Dr. Stewart brings his passion to his new role as the Carlson and Nelson Endowed Director of the Center for Individualized Medicine, Mayo Clinic’s foremost effort to translate the promise of genomic sequencing into daily patient care. He succeeds acting director Richard Weinshilboum, M.D., and past director Gianrico Farrugia, M.D., who became CEO of Mayo Clinic in Florida on January 1.
“The center has undergone a phenomenal period of growth and infrastructure building,” Dr. Stewart says. “The next phase of this exciting mission will be to drive what we have built into the clinical practice of all of our physicians. I'd love it if each and every Mayo Clinic patient could benefit from some form of individualized medicine in the next decade, no matter what stage of life they're at; whether they are well and want to stay that way, or sick and need our help.
“Patients come to Mayo Clinic with hope. They want Mayo Clinic to deliver solutions they might not be able to obtain elsewhere. It is a foregone conclusion going forward that these solutions will include genomics, which will revolutionize our ability to better quantify risk, diagnose disease early, select or discard an intervention, make treatments safer and drive down costs in the system. In other words offer real value to their care.”
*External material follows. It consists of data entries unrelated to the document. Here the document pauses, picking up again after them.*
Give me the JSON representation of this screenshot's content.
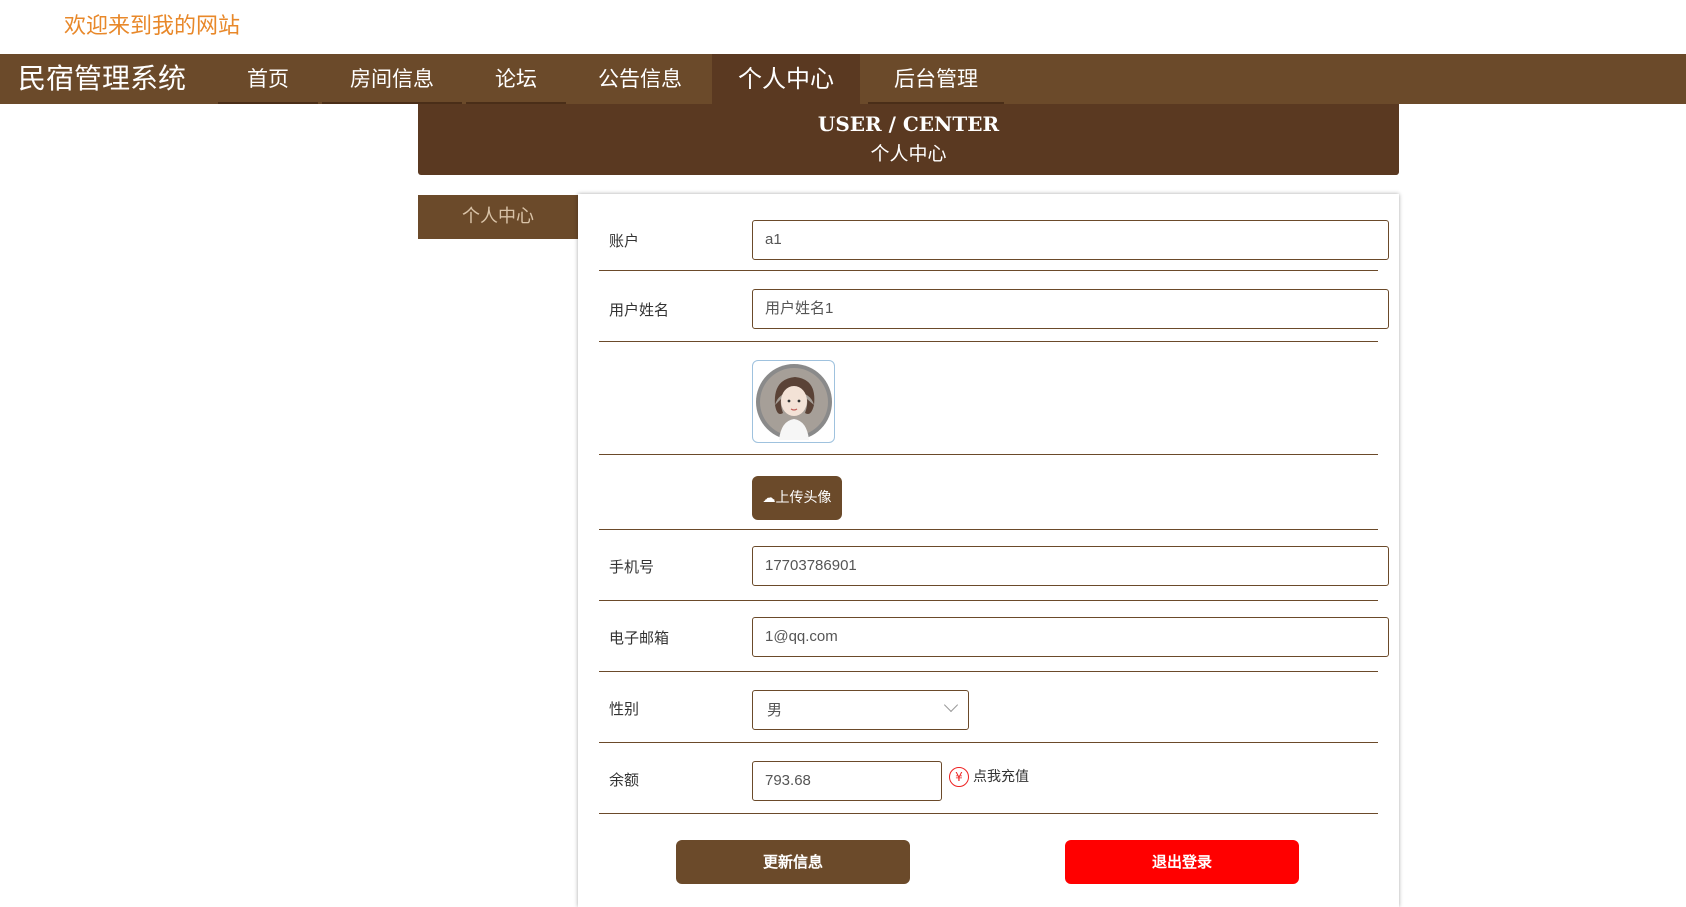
{
  "header": {
    "welcome": "欢迎来到我的网站"
  },
  "nav": {
    "brand": "民宿管理系统",
    "items": [
      {
        "label": "首页"
      },
      {
        "label": "房间信息"
      },
      {
        "label": "论坛"
      },
      {
        "label": "公告信息"
      },
      {
        "label": "个人中心"
      },
      {
        "label": "后台管理"
      }
    ],
    "active": "个人中心"
  },
  "banner": {
    "en": "USER / CENTER",
    "cn": "个人中心"
  },
  "sidebar": {
    "tab": "个人中心"
  },
  "form": {
    "account": {
      "label": "账户",
      "value": "a1"
    },
    "name": {
      "label": "用户姓名",
      "value": "用户姓名1"
    },
    "avatar": {
      "upload_label": "上传头像"
    },
    "phone": {
      "label": "手机号",
      "value": "17703786901"
    },
    "email": {
      "label": "电子邮箱",
      "value": "1@qq.com"
    },
    "gender": {
      "label": "性别",
      "value": "男"
    },
    "balance": {
      "label": "余额",
      "value": "793.68",
      "recharge": "点我充值",
      "yuan_symbol": "¥"
    }
  },
  "actions": {
    "update": "更新信息",
    "logout": "退出登录"
  },
  "colors": {
    "brown": "#6b4a2a",
    "dark_brown": "#5a3921",
    "welcome": "#e8882a",
    "logout": "#ff0000"
  }
}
Dr. Stewart believes that with the price of sequencing dropping every year, it’s inevitable that one day everybody will have their genome sequenced routinely. However, before that happens, it’s his mission to make sure Mayo Clinic leads this rapidly evolving field to understand all the things the genome is telling us.
Dr. Stewart, the Vasek and Anna Maria Polak Professor of Cancer Research, uses as an example, his work with thalidomide, a notorious drug originally used for insomnia and morning sickness that was marketed to pregnant women in the late 1950s and early ’60s. Soon the public discovered the drug caused terrible birth defects and it was taken off the market.
Dr. Stewart wrote about thalidomide in Science Magazine last year — "The 55-year history of the drug thalidomide is Shakespearean in scope, awash in unintended consequences, tragedy, resilience, driven characters, and redemption ... Less well known has been the resurgence in its use as a therapy to treat hematologic malignancy."
Years after thalidomide was taken off the market, doctors including Dr. Stewart, discovered it was effective for treating certain blood cancers, though they had no idea why. But once researchers had the power to see how the drug interacts with our genomes, it all became clear.
"The genomic research explained everything," Dr. Stewart says. "It explained why the drug got to the market and was considered safe in the first place — because we learned that mice didn't have the right genes for the drug to work so it didn’t expose them to the terrible birth defects seen in humans. It explained why the drug damaged pregnancies, why it activates the immune system, why cancer cells die after treatment and it explains who responds to the drug and who doesn't respond. It’s all because of a drug-gene interaction.”
Based on the new genetic understanding of the response, Dr. Stewart and colleagues around the world studied a modern thalidomide derivative called lenalidomide. They paired it with two other well-known cancer fighting agents to treat 800 people with multiple myeloma. Nearly nine out of 10 patients responded to the treatment, which trumped a different regimen considered the standard of care.
"In just the past couple of years, we've contributed here at Mayo Clinic to understanding why these drugs work using genomic techniques,” Dr. Stewart says. “Mayo is now developing a test that we can use to determine whether you'll respond to these drugs. Now that’s individualized medicine."
Thirty years ago when Dr. Stewart was an intern, survival in multiple myeloma averaged three years. Today survival has tripled and more and more patients are being cured without the side effects of older chemotherapy. Dr. Stewart is confident that by using the genome to individualize treatments, match the right drugs to the right patient at the right time and discover new chinks in cancer’s armor, that the unmet needs and unnecessary suffering of many cancer patients will begin to be no more than a bad memory.